Dennis Hauger admitted that maintaining his position in the queue in qualifying may have cost him a chance at pole position for the FIA Formula 2 Championship’s Zandvoort round.
The MP Motorsport driver qualified a season-best second on Friday in a session affected by three red flags, which effectively froze the final classification to the order after the first runs.
Only Zane Maloney of Rodin Carlin, who headed the queue of cars on track, was able to improve his lap time in the second half of qualifying, with the red flag coming out seconds before Hauger could finish his flying lap.
“I was trying to stay where I was in the pit lane. Overall, I think we just had one team ahead of us [Rodin Carlin],” Hauger told InsideF2 in the post-Qualifying press conference.
“Some guys were pushing quite a lot on the out lap, but I just tried to stay quite calm, to be honest, in terms of the amount of traffic we could get on the end of our push lap if it was a traffic jam in the last sector.
“I was trying to play it a bit smart.

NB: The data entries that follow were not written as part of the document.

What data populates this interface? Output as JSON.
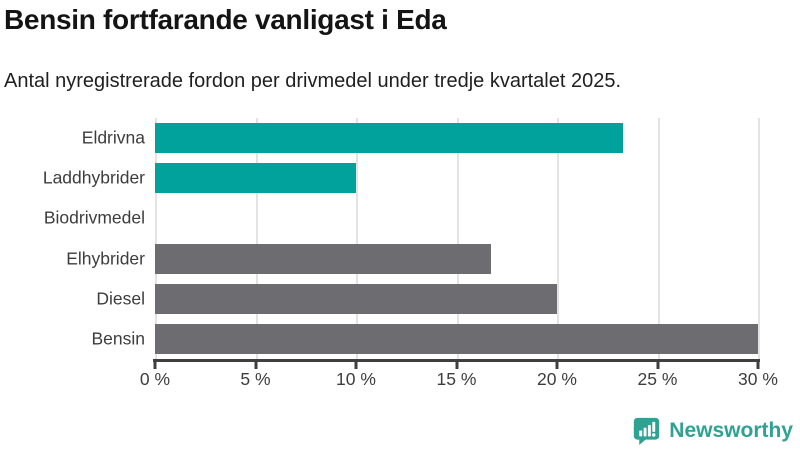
{
  "header": {
    "title": "Bensin fortfarande vanligast i Eda",
    "subtitle": "Antal nyregistrerade fordon per drivmedel under tredje kvartalet 2025."
  },
  "chart_data": {
    "type": "bar",
    "orientation": "horizontal",
    "categories": [
      "Eldrivna",
      "Laddhybrider",
      "Biodrivmedel",
      "Elhybrider",
      "Diesel",
      "Bensin"
    ],
    "values": [
      23.3,
      10,
      0,
      16.7,
      20,
      30
    ],
    "unit": "%",
    "bar_colors": [
      "#00a29b",
      "#00a29b",
      "#00a29b",
      "#6d6d71",
      "#6d6d71",
      "#6d6d71"
    ],
    "title": "Bensin fortfarande vanligast i Eda",
    "xlabel": "",
    "ylabel": "",
    "xlim": [
      0,
      30
    ],
    "xticks": [
      0,
      5,
      10,
      15,
      20,
      25,
      30
    ],
    "xtick_labels": [
      "0 %",
      "5 %",
      "10 %",
      "15 %",
      "20 %",
      "25 %",
      "30 %"
    ],
    "grid": true,
    "legend": false
  },
  "footer": {
    "brand": "Newsworthy",
    "logo_icon": "bar-chart-speech-bubble-icon"
  },
  "colors": {
    "accent_teal": "#00a29b",
    "bar_gray": "#6d6d71",
    "grid_line": "#e3e3e3",
    "axis_line": "#3f3f3f",
    "logo_teal": "#2fa294",
    "title_text": "#141414",
    "label_text": "#3d3d3d"
  }
}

If I would have pushed a bit more in the out lap, it could have been maybe a lap that I could have finished to improve one more step.
“But I mean other than that, no one really got to finish their lap in the end on that second run, which was a shame.
“You never know the outcome of it. I think we had the pace to be there, but in the end, it is how it is.”
That incomplete lap Hauger referenced was a 1:21.170, which would have put him on pole position by four-hundredths over Hitech’s Jak Crawford.
The red flag for Juan Manuel Correa’s spin in Turn 10, however, came out a few seconds before the Norwegian driver crossed the line, meaning that the time was invalid.
With 3:49 on the clock at the restart, each driver still had enough time for one more flying lap, but Clément Novalak’s accident exiting Turn 3 halted the session for the last time with 50 seconds remaining, and no driver got to complete their final laps either.
“It just made me pi***d, to be honest,” Hauger said about the loss of his potential pole lap. “Even on the last push, I think I was two tenths or so up before Turn 7 [when the final red flag came out], so generally I felt I had good pace every time I went out.
“But it’s really hard getting the tyres ready, getting everything heated up on an out lap, and then straight to push on this track especially. It was not easy, but it is how it is,” he continued.
“P2 is not the worst starting point going into Sunday. I would have loved to be on pole, but for Sunday, that’s where the points are and that’s where the trophies will be, so [I’ve] just got to think ahead now and focus on that.”
On Sunday, Hauger will line up alongside first-time Feature Race pole sitter Crawford, who also took his joint-best F3 qualifying result at Zandvoort last year.
“I just love to send it. It’s a track that rewards that. Today I was nailing it in sector 1. That’s what made the difference,” Crawford said when asked why Zandvoort seemed to suit him.
“Mainly in Turn 3 … I was able to use the banking really well. I was able to be really precise, and that’s what it takes around this lap on this track. I just tend to love this track.”